SM Investments Corporation (SM) is spending some P600 million to P900 million to convert three warehouse club branches of subsidiary Pilipinas Makro Inc. into SM Hypermarkets to boost weaker sales.
In an interview, SM chief financial offier Jose Sio said Makro has 15 branches nationwide and they have already converted the one in Mandaluyong into a Hypermart while two more have been closed down for conversion.
Sio noted that those up for conversion are branches which have been found to be ill-suited for the market they are in while the remaining 12 branches that will retain the Makro brand will also undergo some changes so that their inventories will be more saleable to consumers in their neighborhoods.
He said each conversion costs about P200 million to P300 million which is spent mostly for construction, said SM Hypermarket executive vice president Robert Kwee.
Already closed for conversion are Makro stores in Makati and Novaliches.

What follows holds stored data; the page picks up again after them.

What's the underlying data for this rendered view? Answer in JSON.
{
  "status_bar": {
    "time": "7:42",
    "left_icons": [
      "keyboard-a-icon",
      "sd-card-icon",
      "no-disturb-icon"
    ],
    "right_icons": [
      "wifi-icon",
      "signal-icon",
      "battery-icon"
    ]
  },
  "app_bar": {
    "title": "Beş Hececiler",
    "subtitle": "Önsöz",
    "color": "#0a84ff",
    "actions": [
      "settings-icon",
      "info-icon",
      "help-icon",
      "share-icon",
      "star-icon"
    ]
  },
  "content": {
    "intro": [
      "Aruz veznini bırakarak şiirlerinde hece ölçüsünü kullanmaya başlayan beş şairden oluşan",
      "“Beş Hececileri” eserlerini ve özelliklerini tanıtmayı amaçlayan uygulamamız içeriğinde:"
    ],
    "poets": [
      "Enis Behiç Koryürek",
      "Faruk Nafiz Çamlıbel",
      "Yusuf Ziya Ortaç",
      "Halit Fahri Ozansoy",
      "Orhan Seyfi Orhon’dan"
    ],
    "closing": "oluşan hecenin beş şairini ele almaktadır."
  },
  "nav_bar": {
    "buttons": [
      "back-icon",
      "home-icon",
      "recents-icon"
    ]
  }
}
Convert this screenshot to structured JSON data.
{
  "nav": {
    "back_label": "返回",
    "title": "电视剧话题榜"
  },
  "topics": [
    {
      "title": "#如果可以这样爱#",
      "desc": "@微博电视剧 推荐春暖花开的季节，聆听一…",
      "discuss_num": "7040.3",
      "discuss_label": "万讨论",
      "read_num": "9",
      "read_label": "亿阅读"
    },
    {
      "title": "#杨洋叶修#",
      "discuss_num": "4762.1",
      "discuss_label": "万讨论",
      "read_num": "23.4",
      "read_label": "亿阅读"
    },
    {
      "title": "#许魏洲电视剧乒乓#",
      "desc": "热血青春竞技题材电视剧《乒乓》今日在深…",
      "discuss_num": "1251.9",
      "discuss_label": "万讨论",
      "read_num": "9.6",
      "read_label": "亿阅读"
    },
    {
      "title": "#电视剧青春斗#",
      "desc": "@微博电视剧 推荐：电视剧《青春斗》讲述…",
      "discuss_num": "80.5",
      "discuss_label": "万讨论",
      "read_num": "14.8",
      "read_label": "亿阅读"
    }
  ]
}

The Makati branch is expected to be reopened as SM Hypermarket by the end of September while the Novaliches branch should be open sometime in the last quarter of 2009.
Aside from the three branches that have been closed, Makro has outlets in Pampanga, North Harbour in Manila, Imus in Cavite, Bantangas, Sucat in Paranaque, Las Pinas, Cainta in Rizal, Cubao, Iloilo, Cagayan de Oro, Davao and Cebu.
SMIC expects to exceed its 12 percent growth target in profits this year after it reported a 14 percent growth in net income to P7.4 billion for the first half of 2009 from P6.5 billion during the same period in 2008.